Page 94 of Devoured By Peace

“One learns pretty fucking quickly that it’s all about survival and nothing else. It’s hurt or be hurt, especially where I come from. The trailer park was full of people like me. Only God saw fit to give me a nice set of tits, a pretty face, a hungry pussy, and a cold heart.” She sniffed. “Being nice was never going to feed me. I dropped out of college because I was too hungry to concentrate. My mother drank too much to care, and I didn’t know my father. I soon discovered that I could survive using this”—she tapped her pussy—“and this.” She touched her head. “So you can call me whatever the fuck you like. But I play this game to win. And I won. And that’s all there is to know. Don’t jump on your fucking high horse with me. You probably would have hocked that sexy ass of yours if all you had were your fucking wits to survive.”

“You can’t say that. There’s such a thing as honest hard work,” I said.

“Honest hard work doesn’t buy one this.” She stretched out her arm. “Honest work buys one a bad fucking back, a shit marriage, children that suck the life out of you, and a husband that thinks being married entitles him to bash you around when life sucks.”

An icy wind blew my way. I remained silent. Tamara had never shared so much about her former life. She painted a grim picture of reality. And I wasn’t so naïve as to believe that such desperation didn’t exist.

She sauntered over to the bottle again and refilled the glass.

It was barely five in the afternoon.

“One billion,” I said at last. “I’ll give you a billion for all of this and you to go away. I also want to adopt Manuel.”

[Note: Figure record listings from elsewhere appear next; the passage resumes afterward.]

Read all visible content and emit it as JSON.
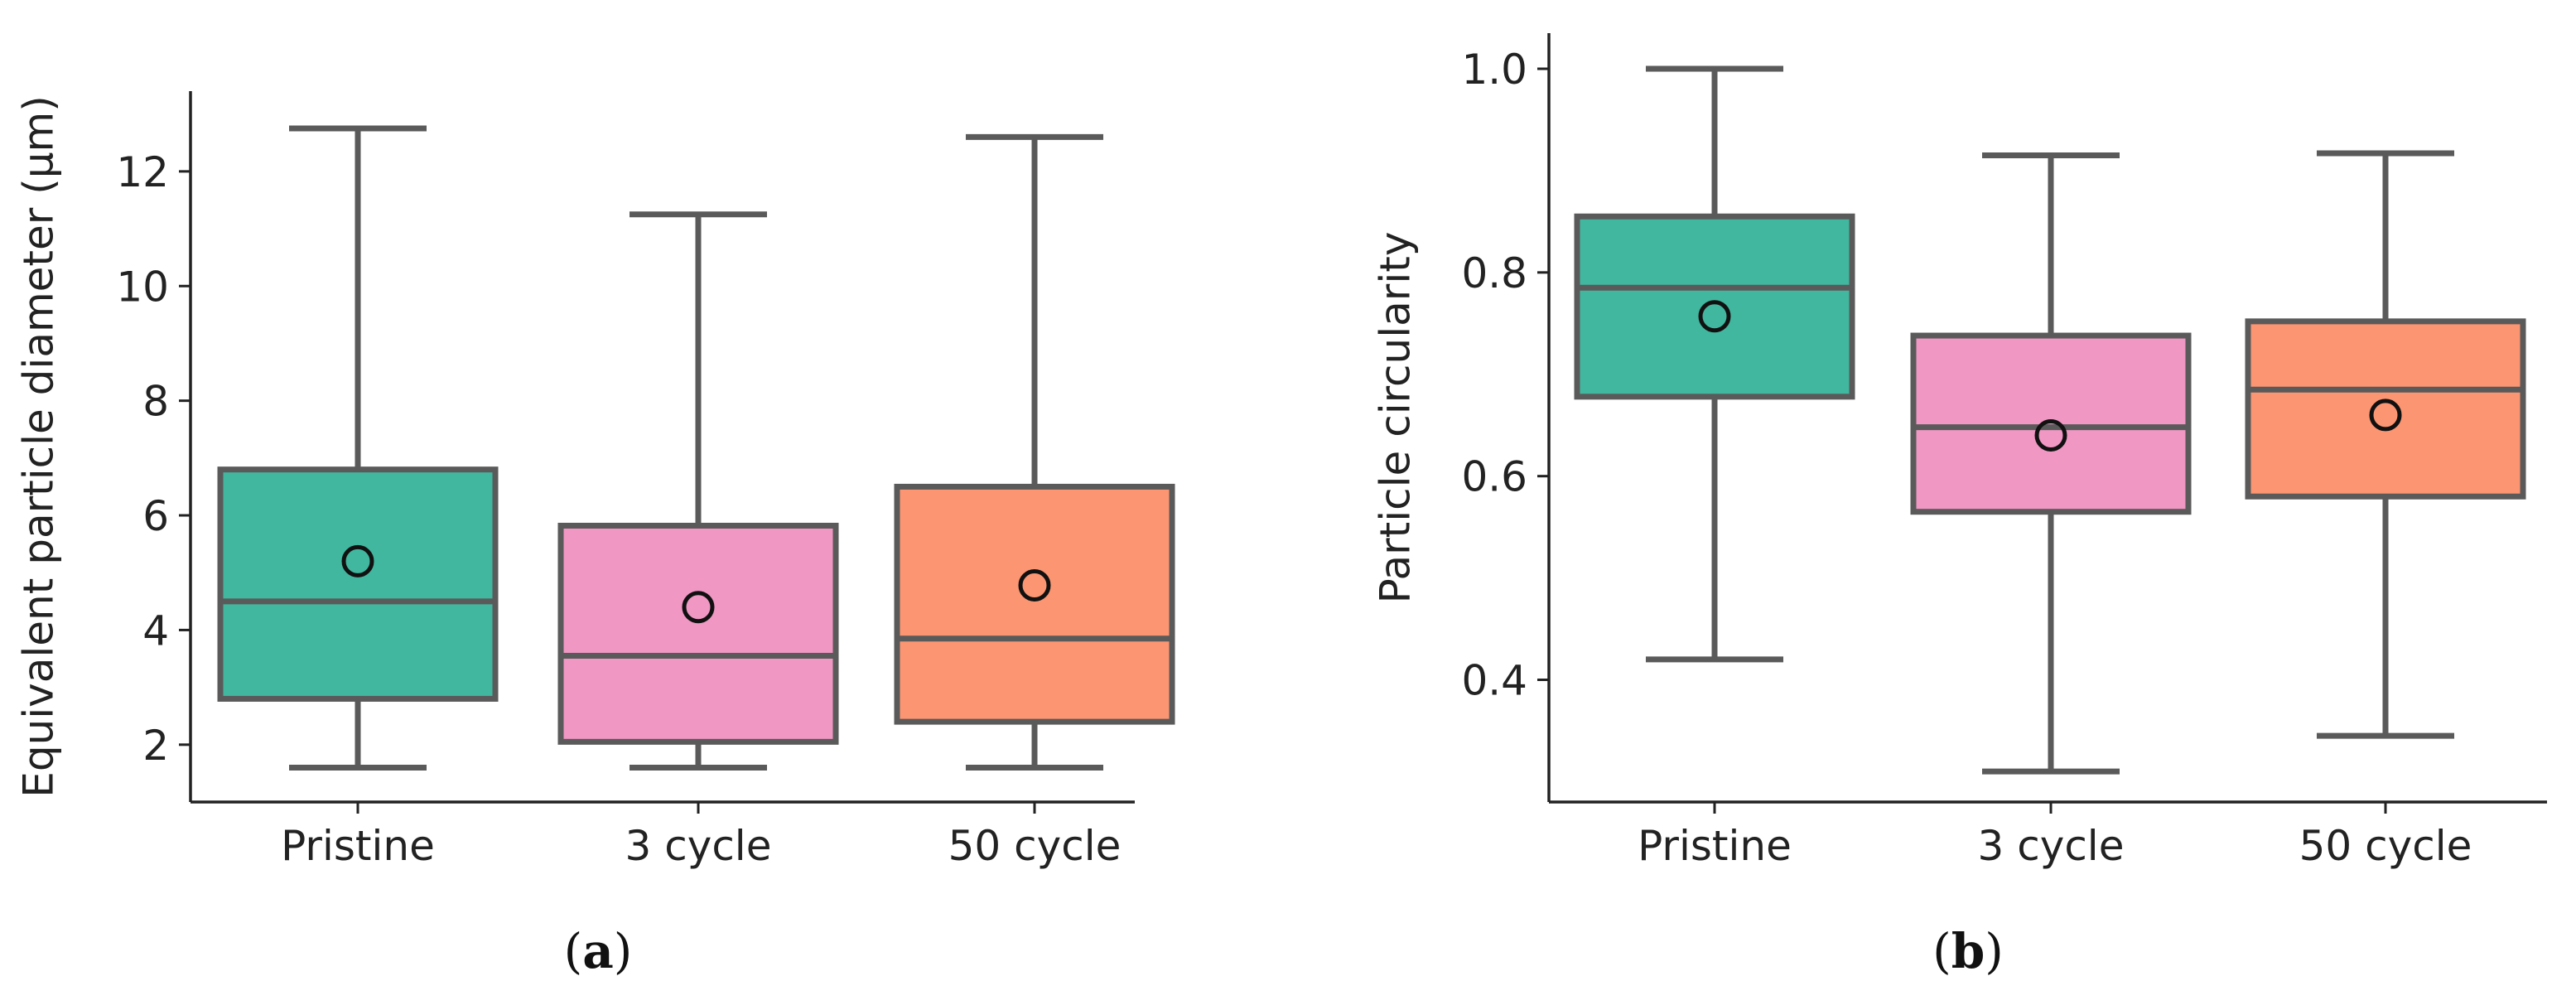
{
  "chart_data": [
    {
      "type": "box",
      "panel": "a",
      "panel_label": {
        "open": "(",
        "letter": "a",
        "close": ")"
      },
      "ylabel": "Equivalent particle diameter (μm)",
      "xlabel": "",
      "ylim": [
        1.0,
        13.4
      ],
      "yticks": [
        2,
        4,
        6,
        8,
        10,
        12
      ],
      "categories": [
        "Pristine",
        "3 cycle",
        "50 cycle"
      ],
      "colors": [
        "#41b79f",
        "#f097c3",
        "#fc9571"
      ],
      "line_color": "#5a5a5a",
      "boxes": [
        {
          "category": "Pristine",
          "whisker_low": 1.6,
          "q1": 2.8,
          "median": 4.5,
          "q3": 6.8,
          "whisker_high": 12.75,
          "mean": 5.2
        },
        {
          "category": "3 cycle",
          "whisker_low": 1.6,
          "q1": 2.05,
          "median": 3.55,
          "q3": 5.82,
          "whisker_high": 11.25,
          "mean": 4.4
        },
        {
          "category": "50 cycle",
          "whisker_low": 1.6,
          "q1": 2.4,
          "median": 3.85,
          "q3": 6.5,
          "whisker_high": 12.6,
          "mean": 4.78
        }
      ]
    },
    {
      "type": "box",
      "panel": "b",
      "panel_label": {
        "open": "(",
        "letter": "b",
        "close": ")"
      },
      "ylabel": "Particle circularity",
      "xlabel": "",
      "ylim": [
        0.28,
        1.035
      ],
      "yticks": [
        0.4,
        0.6,
        0.8,
        1.0
      ],
      "ytick_labels": [
        "0.4",
        "0.6",
        "0.8",
        "1.0"
      ],
      "categories": [
        "Pristine",
        "3 cycle",
        "50 cycle"
      ],
      "colors": [
        "#41b79f",
        "#f097c3",
        "#fc9571"
      ],
      "line_color": "#5a5a5a",
      "boxes": [
        {
          "category": "Pristine",
          "whisker_low": 0.42,
          "q1": 0.678,
          "median": 0.785,
          "q3": 0.855,
          "whisker_high": 1.0,
          "mean": 0.757
        },
        {
          "category": "3 cycle",
          "whisker_low": 0.31,
          "q1": 0.565,
          "median": 0.648,
          "q3": 0.738,
          "whisker_high": 0.915,
          "mean": 0.64
        },
        {
          "category": "50 cycle",
          "whisker_low": 0.345,
          "q1": 0.58,
          "median": 0.685,
          "q3": 0.752,
          "whisker_high": 0.917,
          "mean": 0.66
        }
      ]
    }
  ]
}
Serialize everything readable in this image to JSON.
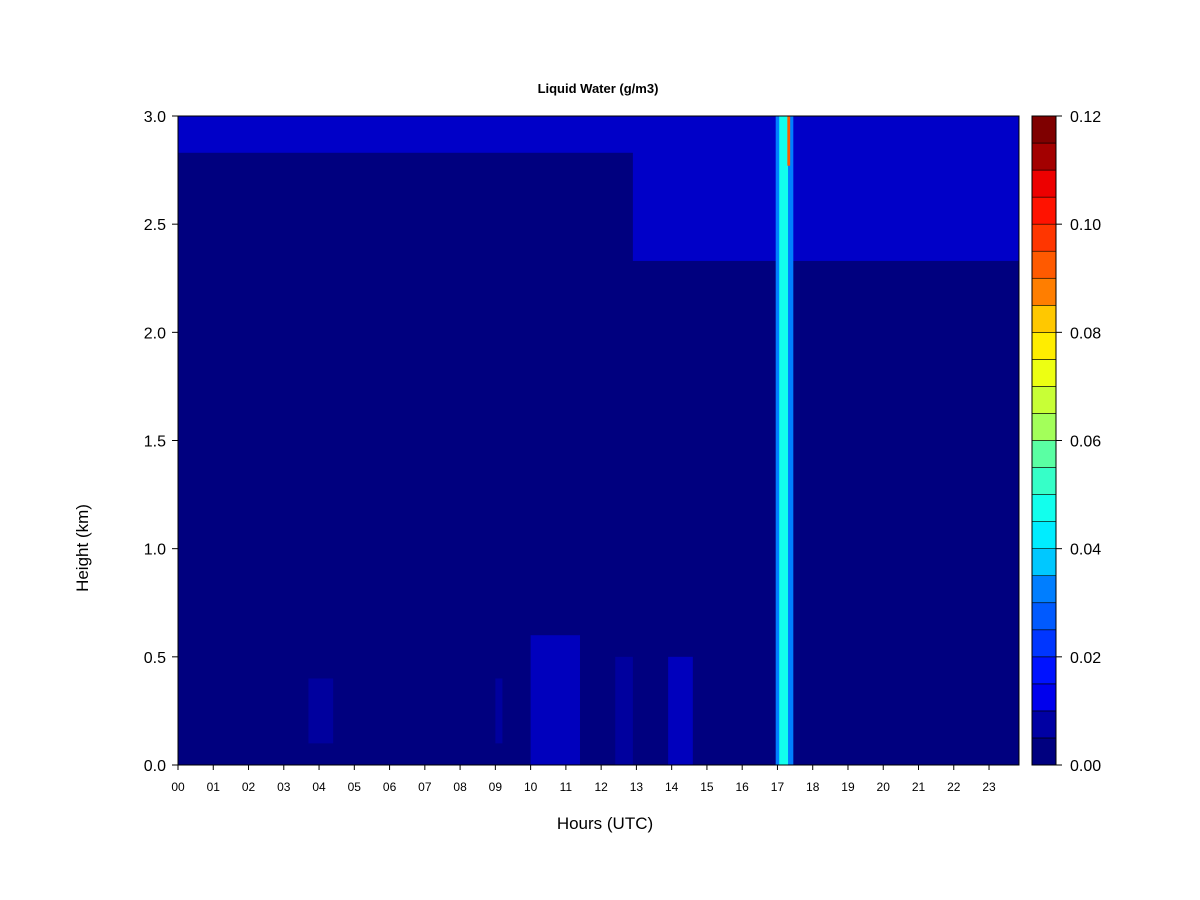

Her plump lips rose at one end. “You’ve always had a thing for your brother’s son.”

Anger burned in my gut. “Hey. Don’t you fucking dare go there.”

“Go where?” She smirked. “That’s your garbage head thinking.”

“One billion,” I said, dying to see the back of her. My soul had been polluted. And while she’d tweaked a sympathetic muscle when showing me what life growing up with nothing looked like, I still hated the woman she’d become.

After staring at me with a blank expression, she said, “I’ll get my lawyer to draft an agreement, then.” She was about to walk off but paused and added, “You’re free for now. But you’ve got a month to raise the cash.”

As I watched her sway off, the breath that had been trapped in my lungs finally left my mouth, and my chest untangled.

Although her deceitful game had left a bitter taste, at least I wouldn’t sit on a bug-infested bed or endure the stench of a foul prison cell again. I would go to Geneva, get the gold owed to me, and pay her off. And I would put that dirty money to good, honest use to atone for its origin.